A partir desta quinta-feira, os republlicanos começam a exibir a primeira série de quatro comerciais – um gasto estimado de US$ 4,5 milhões – na primeira ofensiva na TV da campanha de Bush pela reeleição.

Moderados

Joel Velasco diz que Kerry vai ter de se equilibrar agora entre a base partidária mais liberal que o chancelou nas primárias e o eleitorado americano em geral, atraído por posições mais ao centro.

“Um grande desafio de Kerry vai ser conseguir mover suas posições mais para o centro sem tirar o entusiasmo da base partidária que se empolgou com o discurso à esquerda durante o processo de nomeação”, avalia.

A estratégia soa ainda mais importante levando-se em consideração que analistas são unânimes em dizer que Bush vai tentar pintar a imagem de Kerry como um esquerdista - um liberal do norte dos Estados Unidos – sem capacidade para liderar o país.

Kerry beija sua mulher, Teresa Heinz
Kerry beija sua mulher, Teresa Heinz

Velasco admite que o histórico de votações de Kerry no Senado por ser usado por Bush contra o adversário democrata.

“Kerry apoiou projetos da esquerda como reduções de gastos militares, e estas decisões do passado podem ter um impacto eleitoral negativo agora.”

Esqueletos

Mas Velasco diz que por outro lado o fato de Kerry já ser um político que enfrentou algumas eleições e o escrutínio de Washington dá uma segurança maior a respeito do passado dele.

“Se tivessemos um candidato mais novato como Edwards ou Howard Dean eu teria mais medo de haver algum esqueleto escondido no armário que poderia ser descoberto pela campanha de Bush”, disse.

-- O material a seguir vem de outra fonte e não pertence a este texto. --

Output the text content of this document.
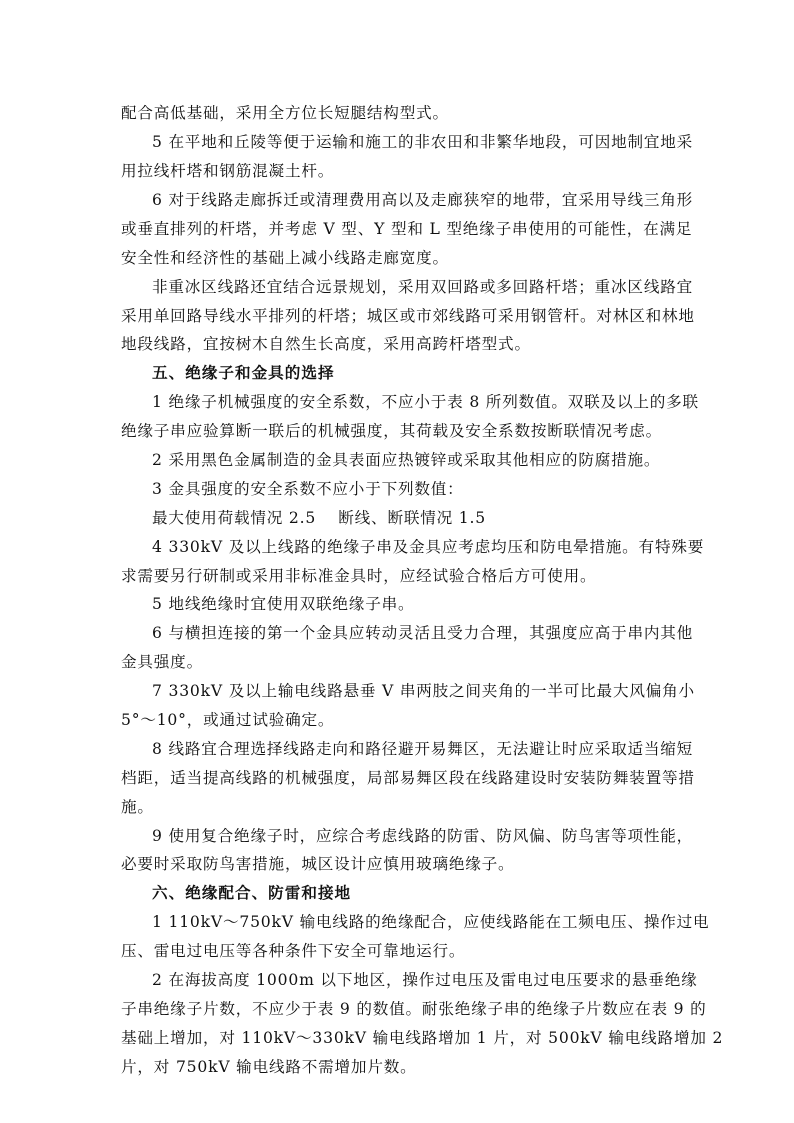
配合高低基础，采用全方位长短腿结构型式。
5 在平地和丘陵等便于运输和施工的非农田和非繁华地段，可因地制宜地采
用拉线杆塔和钢筋混凝土杆。
6 对于线路走廊拆迁或清理费用高以及走廊狭窄的地带，宜采用导线三角形
或垂直排列的杆塔，并考虑 V 型、Y 型和 L 型绝缘子串使用的可能性，在满足
安全性和经济性的基础上减小线路走廊宽度。
非重冰区线路还宜结合远景规划，采用双回路或多回路杆塔；重冰区线路宜
采用单回路导线水平排列的杆塔；城区或市郊线路可采用钢管杆。对林区和林地
地段线路，宜按树木自然生长高度，采用高跨杆塔型式。
五、绝缘子和金具的选择
1 绝缘子机械强度的安全系数，不应小于表 8 所列数值。双联及以上的多联
绝缘子串应验算断一联后的机械强度，其荷载及安全系数按断联情况考虑。
2 采用黑色金属制造的金具表面应热镀锌或采取其他相应的防腐措施。
3 金具强度的安全系数不应小于下列数值：
最大使用荷载情况 2.5　 断线、断联情况 1.5
4 330kV 及以上线路的绝缘子串及金具应考虑均压和防电晕措施。有特殊要
求需要另行研制或采用非标准金具时，应经试验合格后方可使用。
5 地线绝缘时宜使用双联绝缘子串。
6 与横担连接的第一个金具应转动灵活且受力合理，其强度应高于串内其他
金具强度。
7 330kV 及以上输电线路悬垂 V 串两肢之间夹角的一半可比最大风偏角小
5°～10°，或通过试验确定。
8 线路宜合理选择线路走向和路径避开易舞区，无法避让时应采取适当缩短
档距，适当提高线路的机械强度，局部易舞区段在线路建设时安装防舞装置等措
施。
9 使用复合绝缘子时，应综合考虑线路的防雷、防风偏、防鸟害等项性能，
必要时采取防鸟害措施，城区设计应慎用玻璃绝缘子。
六、绝缘配合、防雷和接地
1 110kV～750kV 输电线路的绝缘配合，应使线路能在工频电压、操作过电
压、雷电过电压等各种条件下安全可靠地运行。
2 在海拔高度 1000m 以下地区，操作过电压及雷电过电压要求的悬垂绝缘
子串绝缘子片数，不应少于表 9 的数值。耐张绝缘子串的绝缘子片数应在表 9 的
基础上增加，对 110kV～330kV 输电线路增加 1 片，对 500kV 输电线路增加 2
片，对 750kV 输电线路不需增加片数。
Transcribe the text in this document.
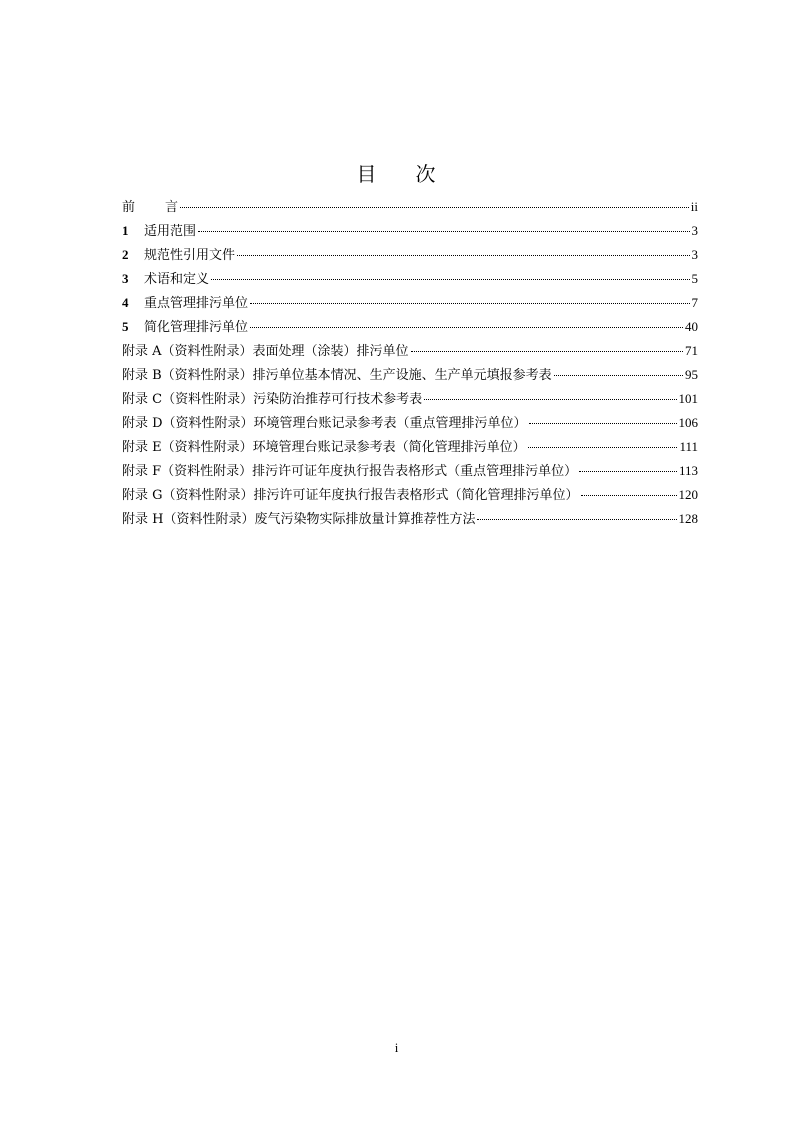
目 次
前 言	ii
1	适用范围	3
2	规范性引用文件	3
3	术语和定义	5
4	重点管理排污单位	7
5	简化管理排污单位	40
附录 A（资料性附录）表面处理（涂装）排污单位	71
附录 B（资料性附录）排污单位基本情况、生产设施、生产单元填报参考表	95
附录 C（资料性附录）污染防治推荐可行技术参考表	101
附录 D（资料性附录）环境管理台账记录参考表（重点管理排污单位）	106
附录 E（资料性附录）环境管理台账记录参考表（简化管理排污单位）	111
附录 F（资料性附录）排污许可证年度执行报告表格形式（重点管理排污单位）	113
附录 G（资料性附录）排污许可证年度执行报告表格形式（简化管理排污单位）	120
附录 H（资料性附录）废气污染物实际排放量计算推荐性方法	128
i
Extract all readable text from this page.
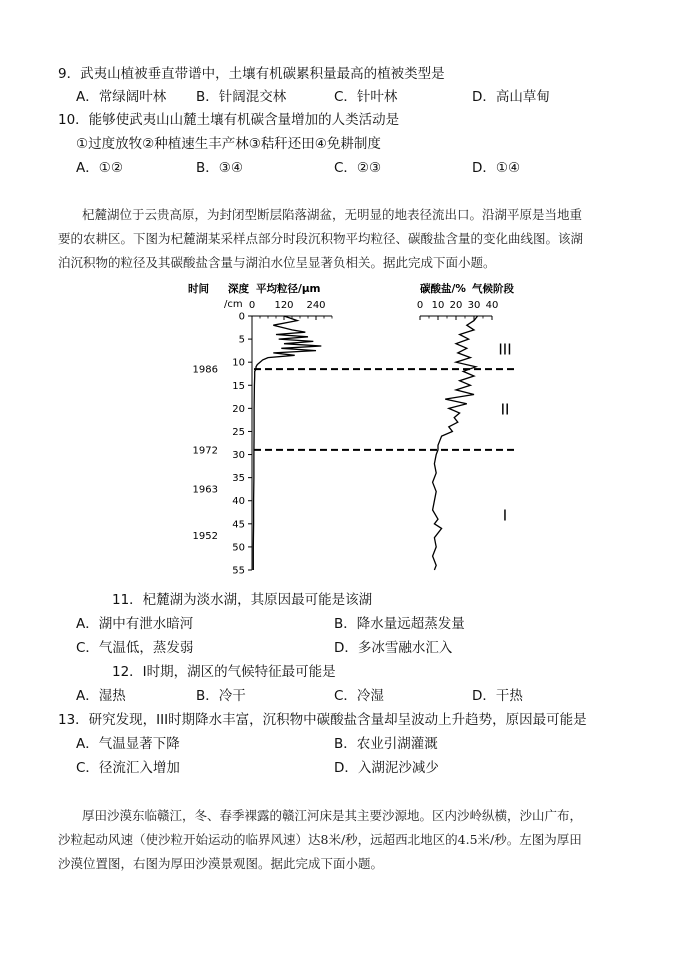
9．武夷山植被垂直带谱中，土壤有机碳累积量最高的植被类型是
A．常绿阔叶林 B．针阔混交林	C．针叶林	D．高山草甸
10．能够使武夷山山麓土壤有机碳含量增加的人类活动是
①过度放牧②种植速生丰产林③秸秆还田④免耕制度
A．①②	B．③④	C．②③	D．①④
杞麓湖位于云贵高原，为封闭型断层陷落湖盆，无明显的地表径流出口。沿湖平原是当地重
要的农耕区。下图为杞麓湖某采样点部分时段沉积物平均粒径、碳酸盐含量的变化曲线图。该湖
泊沉积物的粒径及其碳酸盐含量与湖泊水位呈显著负相关。据此完成下面小题。
时间 深度 平均粒径/μm
/cm
碳酸盐/% 气候阶段
0
5
10
15
20
25
30
35
40
45
50
55
0 120 240	0 10 20 30 40
1986
1972
1963
1952
III
II
I
11．杞麓湖为淡水湖，其原因最可能是该湖
A．湖中有泄水暗河	B．降水量远超蒸发量
C．气温低，蒸发弱	D．多冰雪融水汇入
12．I时期，湖区的气候特征最可能是
A．湿热	B．冷干	C．冷湿	D．干热
13．研究发现，III时期降水丰富，沉积物中碳酸盐含量却呈波动上升趋势，原因最可能是
A．气温显著下降	B．农业引湖灌溉
C．径流汇入增加	D．入湖泥沙减少
厚田沙漠东临赣江，冬、春季裸露的赣江河床是其主要沙源地。区内沙岭纵横，沙山广布，
沙粒起动风速（使沙粒开始运动的临界风速）达8米/秒，远超西北地区的4.5米/秒。左图为厚田
沙漠位置图，右图为厚田沙漠景观图。据此完成下面小题。
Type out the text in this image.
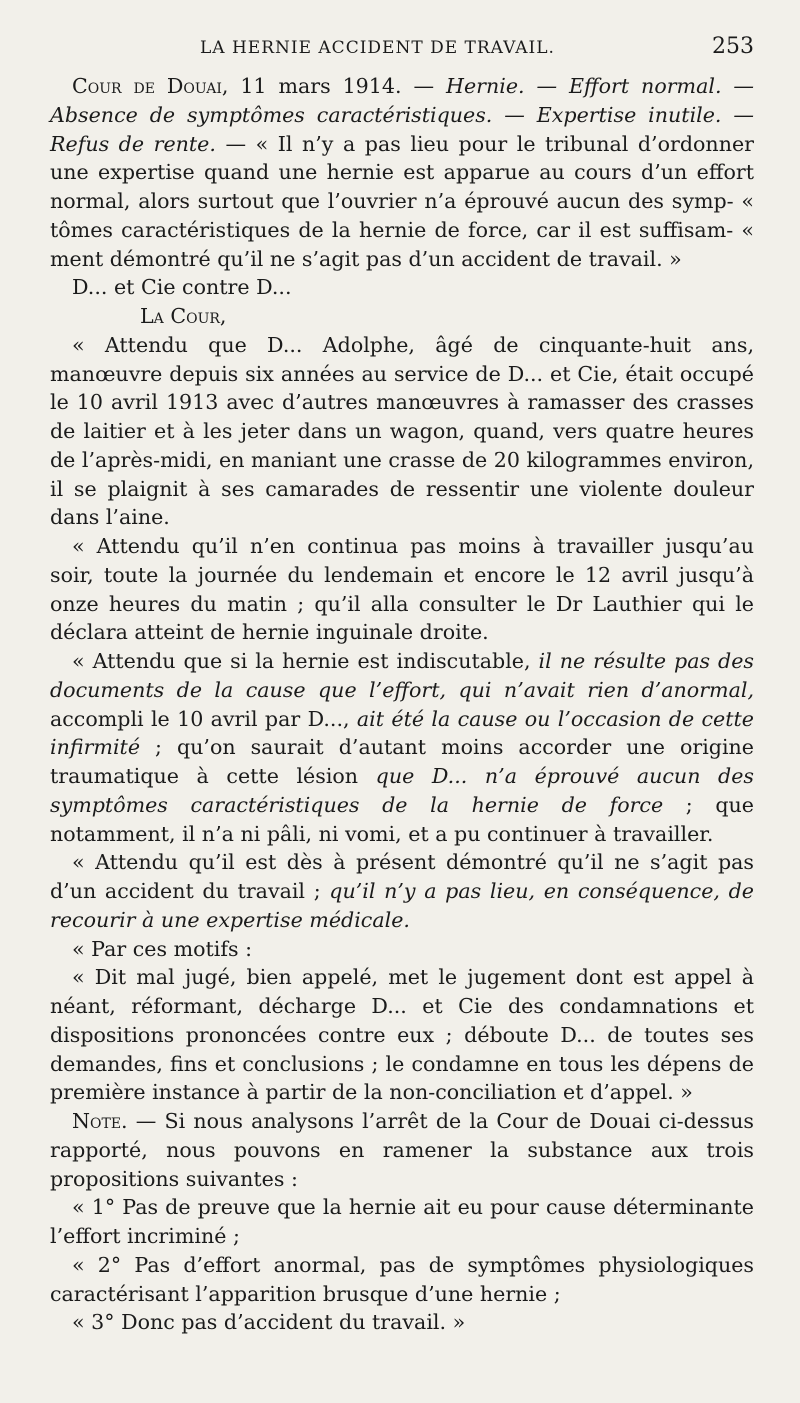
LA HERNIE ACCIDENT DE TRAVAIL.	253

Cour de Douai, 11 mars 1914. — Hernie. — Effort normal. — Absence de symptômes caractéristiques. — Expertise inutile. — Refus de rente. — « Il n’y a pas lieu pour le tribunal d’ordonner une expertise quand une hernie est apparue au cours d’un effort normal, alors surtout que l’ouvrier n’a éprouvé aucun des symp- « tômes caractéristiques de la hernie de force, car il est suffisam- « ment démontré qu’il ne s’agit pas d’un accident de travail. »

D... et Cie contre D...

La Cour,

« Attendu que D... Adolphe, âgé de cinquante-huit ans, manœuvre depuis six années au service de D... et Cie, était occupé le 10 avril 1913 avec d’autres manœuvres à ramasser des crasses de laitier et à les jeter dans un wagon, quand, vers quatre heures de l’après-midi, en maniant une crasse de 20 kilogrammes environ, il se plaignit à ses camarades de ressentir une violente douleur dans l’aine.

« Attendu qu’il n’en continua pas moins à travailler jusqu’au soir, toute la journée du lendemain et encore le 12 avril jusqu’à onze heures du matin ; qu’il alla consulter le Dr Lauthier qui le déclara atteint de hernie inguinale droite.

« Attendu que si la hernie est indiscutable, il ne résulte pas des documents de la cause que l’effort, qui n’avait rien d’anormal, accompli le 10 avril par D..., ait été la cause ou l’occasion de cette infirmité ; qu’on saurait d’autant moins accorder une origine traumatique à cette lésion que D... n’a éprouvé aucun des symptômes caractéristiques de la hernie de force ; que notamment, il n’a ni pâli, ni vomi, et a pu continuer à travailler.

« Attendu qu’il est dès à présent démontré qu’il ne s’agit pas d’un accident du travail ; qu’il n’y a pas lieu, en conséquence, de recourir à une expertise médicale.

« Par ces motifs :

« Dit mal jugé, bien appelé, met le jugement dont est appel à néant, réformant, décharge D... et Cie des condamnations et dispositions prononcées contre eux ; déboute D... de toutes ses demandes, fins et conclusions ; le condamne en tous les dépens de première instance à partir de la non-conciliation et d’appel. »

Note. — Si nous analysons l’arrêt de la Cour de Douai ci-dessus rapporté, nous pouvons en ramener la substance aux trois propositions suivantes :

« 1° Pas de preuve que la hernie ait eu pour cause déterminante l’effort incriminé ;

« 2° Pas d’effort anormal, pas de symptômes physiologiques caractérisant l’apparition brusque d’une hernie ;

« 3° Donc pas d’accident du travail. »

“Pode haver alguma coisa no passado de Kerry, mas acho pouco provável”, diz Velasco lembrando que até os últimos momentos da sua campanha – e depois como presidente – Bill Clinton teve de responder acusações sobre aventuras sexuais.

Foco

Para Joel Velasco, uma das coisas mais importantes para Kerry agora é ter um foco.

“Ele tem de eleger quais são os seus temas principais e insistir neles a fundo”, diz.

“Clinton ganhou a eleição batendo com insistência nas teclas de saúde, educação e meio ambiente, ligando isso tudo à economia”, diz.